Everyone has an opinion, so the old adage goes. Whether it's regarding office policy or current events, finding someone to express their view is seldom difficult. 

Believing in an opinion and conveying it when making a recommendation makes absolute sense, especially when that opinion is based on years of experience and first-hand knowledge. 

Many people are influenced and make decisions through a constant flow of information in what philosopher John Stuart Mill called the "marketplace of ideas," where good suggestions rise to the top. We see this form of expression in the editorial or opinion sections of newspapers. Unfortunately, opinions get masqueraded as facts in our day to day conversations, which can cause leaders and Airmen, to make less informed, and  potentially costly, decisions. 

For example, an Airman who wants to re-train may have a supervisor who tells them, "Personnel won't approve it." This statement has potential to make a big difference in this Airman's decision to pursue an alternate career. If this statement is rooted in opinion, an Airman has the right to know. 

Sometimes it's easy to figure out when someone is expressing their personal view or views based on personal experience. "I think this should happen," they say. Or, "When I was at my last base, we did it this way." Sometimes the facts are hard to find, and sometimes we are too lazy to confirm them; I do not think this gives us license to speak as though our opinions are fact. 

We owe our leaders and Airmen attribution. They may not have had the same detailed experience in a certain field or location. Attribution builds my confidence both in the information delivered and the person speaking. It ultimately helps me make better decisions, as well. 

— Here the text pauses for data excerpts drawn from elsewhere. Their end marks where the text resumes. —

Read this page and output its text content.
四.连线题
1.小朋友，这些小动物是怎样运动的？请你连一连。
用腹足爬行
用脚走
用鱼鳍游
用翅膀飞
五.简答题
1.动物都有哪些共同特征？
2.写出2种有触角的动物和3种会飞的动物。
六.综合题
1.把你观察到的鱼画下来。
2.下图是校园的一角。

It is important to note that I value opinion and so have the commanders I have worked for. They appreciate constructive input and occasionally ask for raw opinion. 

"What should we do?" they might ask. "Who do you want to win?" 

Opinion in response to this second question, albeit superficial, builds a comfortable atmosphere and can be incredibly entertaining. I find this form of information exchange to be valuable in learning about the members of my public affairs team. 

It is also important to identify speculation. If you are not certain, say so. A guess, even when rooted in experience and first-hand understanding, is still subjective. 

Not distinguishing a guess, speculation or raw opinion is misleading and not generally accepted in journalism. I try to avoid it in my office, as well. 

Opinion certainly has a place at the dinner and office table, but I think it's important that it's portrayed, at least in the latter case, as such.